According to Tatum, it's all about the wind, which balloonists would like to see coming from the west and northwest.

"The race is pretty intense," Tatum said. "We don't normally do a lot of flying in the middle of the day just because of the heat. You have downdrafts and such that really make it a challenge to fly during the middle of the day.

"When we learn to fly, we're typically told not to balloon in the middle of the day. The controllability of the balloon gets a lot harder."

Tatum said the Helen to Atlantic is the only long-distance race in the country. He said balloon flights usually only last for a few hours over smaller distances.

"The Helen race is not like any other in ballooning. There's just no other opportunity like it. It's just so much fun," Tatum said.

The balloons can only carry about four hours worth of fuel, so ground crews follow the racers and must locate them to refuel quickly.

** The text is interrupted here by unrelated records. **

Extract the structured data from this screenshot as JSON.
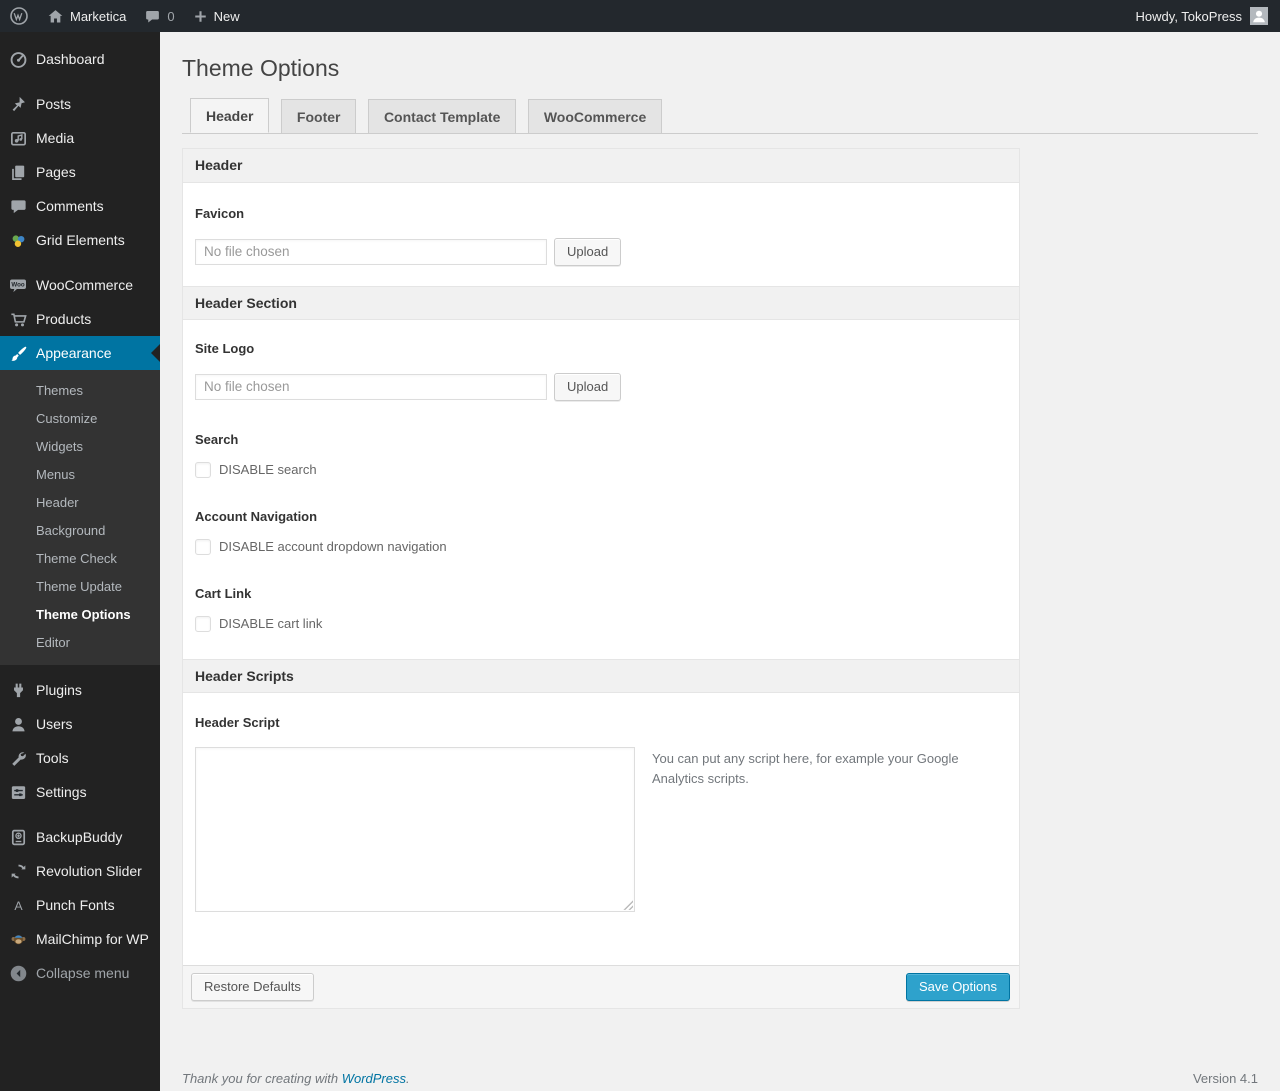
{
  "admin_bar": {
    "site_name": "Marketica",
    "comments_count": "0",
    "new_label": "New",
    "howdy": "Howdy, TokoPress"
  },
  "sidebar": {
    "items": [
      {
        "label": "Dashboard",
        "icon": "dashboard-icon"
      },
      {
        "label": "Posts",
        "icon": "pushpin-icon"
      },
      {
        "label": "Media",
        "icon": "media-icon"
      },
      {
        "label": "Pages",
        "icon": "pages-icon"
      },
      {
        "label": "Comments",
        "icon": "comments-icon"
      },
      {
        "label": "Grid Elements",
        "icon": "grid-elements-icon"
      },
      {
        "label": "WooCommerce",
        "icon": "woocommerce-icon"
      },
      {
        "label": "Products",
        "icon": "cart-icon"
      },
      {
        "label": "Appearance",
        "icon": "paintbrush-icon"
      },
      {
        "label": "Plugins",
        "icon": "plugin-icon"
      },
      {
        "label": "Users",
        "icon": "users-icon"
      },
      {
        "label": "Tools",
        "icon": "wrench-icon"
      },
      {
        "label": "Settings",
        "icon": "settings-icon"
      },
      {
        "label": "BackupBuddy",
        "icon": "backupbuddy-icon"
      },
      {
        "label": "Revolution Slider",
        "icon": "revslider-icon"
      },
      {
        "label": "Punch Fonts",
        "icon": "punch-fonts-icon"
      },
      {
        "label": "MailChimp for WP",
        "icon": "mailchimp-icon"
      },
      {
        "label": "Collapse menu",
        "icon": "collapse-icon"
      }
    ],
    "appearance_submenu": [
      "Themes",
      "Customize",
      "Widgets",
      "Menus",
      "Header",
      "Background",
      "Theme Check",
      "Theme Update",
      "Theme Options",
      "Editor"
    ]
  },
  "page": {
    "title": "Theme Options",
    "tabs": [
      {
        "label": "Header"
      },
      {
        "label": "Footer"
      },
      {
        "label": "Contact Template"
      },
      {
        "label": "WooCommerce"
      }
    ]
  },
  "panel": {
    "section_headers": {
      "header": "Header",
      "header_section": "Header Section",
      "header_scripts": "Header Scripts"
    },
    "fields": {
      "favicon": {
        "label": "Favicon",
        "placeholder": "No file chosen",
        "button": "Upload"
      },
      "site_logo": {
        "label": "Site Logo",
        "placeholder": "No file chosen",
        "button": "Upload"
      },
      "search": {
        "label": "Search",
        "checkbox_label": "DISABLE search"
      },
      "account_navigation": {
        "label": "Account Navigation",
        "checkbox_label": "DISABLE account dropdown navigation"
      },
      "cart_link": {
        "label": "Cart Link",
        "checkbox_label": "DISABLE cart link"
      },
      "header_script": {
        "label": "Header Script",
        "value": "",
        "help": "You can put any script here, for example your Google Analytics scripts."
      }
    },
    "footer": {
      "restore_label": "Restore Defaults",
      "save_label": "Save Options"
    }
  },
  "page_footer": {
    "thanks_prefix": "Thank you for creating with ",
    "wordpress_link": "WordPress",
    "thanks_suffix": ".",
    "version": "Version 4.1"
  },
  "colors": {
    "accent": "#0074a2",
    "primary_button": "#2ea2cc",
    "admin_bar_bg": "#23282d",
    "sidebar_bg": "#222222",
    "submenu_bg": "#333333",
    "page_bg": "#f1f1f1"
  }
}
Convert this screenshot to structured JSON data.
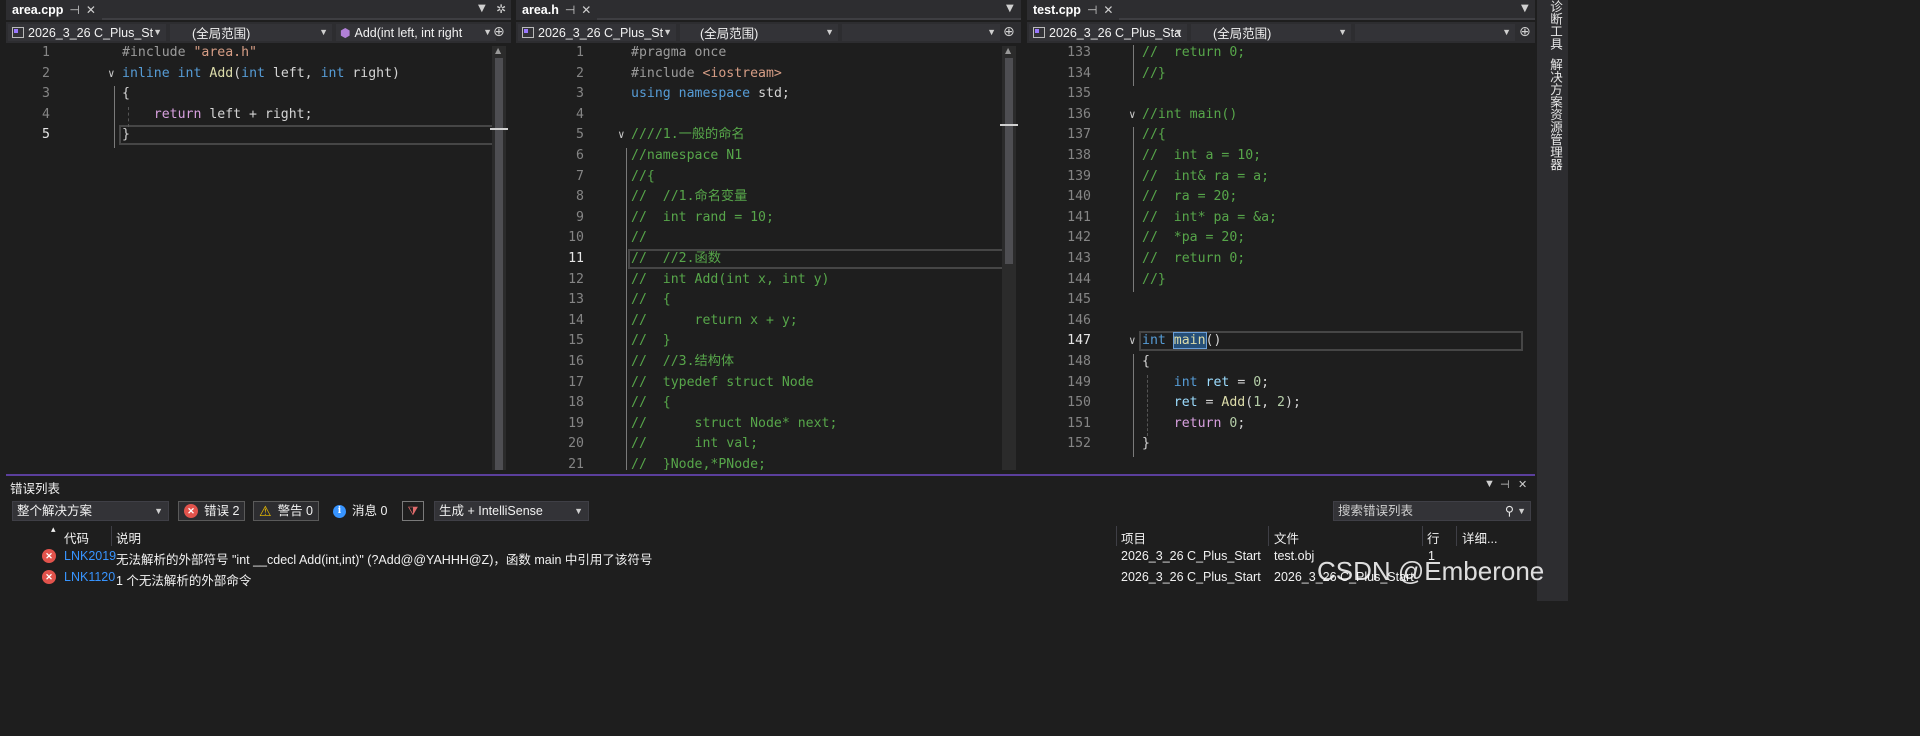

The refueling is the "make or break" point for teams, according to Tatum. The key is to minimize midday landings and keep refueling time to a minimum.

This means ground crews have to really be on their toes, staying as close to the balloons as possible and getting there quickly once they touch down.

"For them, it's just as much fun, and just as challenging," said Tatum, whose crew includes six people.

According to the event's website,, the shortest distance to I-95 is 225 miles and generally takes about two days to cover.

Around 6 tonight, balloons not competing in the race will take part in local events and provide entertainment to the festival attendees. The public can enjoy tethered balloon rides, champagne flights over the local mountains, take part in a race chase crew and assist with balloon inflation.

Ballooning activities are scheduled for 7 a.m. and 6:30 p.m. Friday, Saturday and Sunday.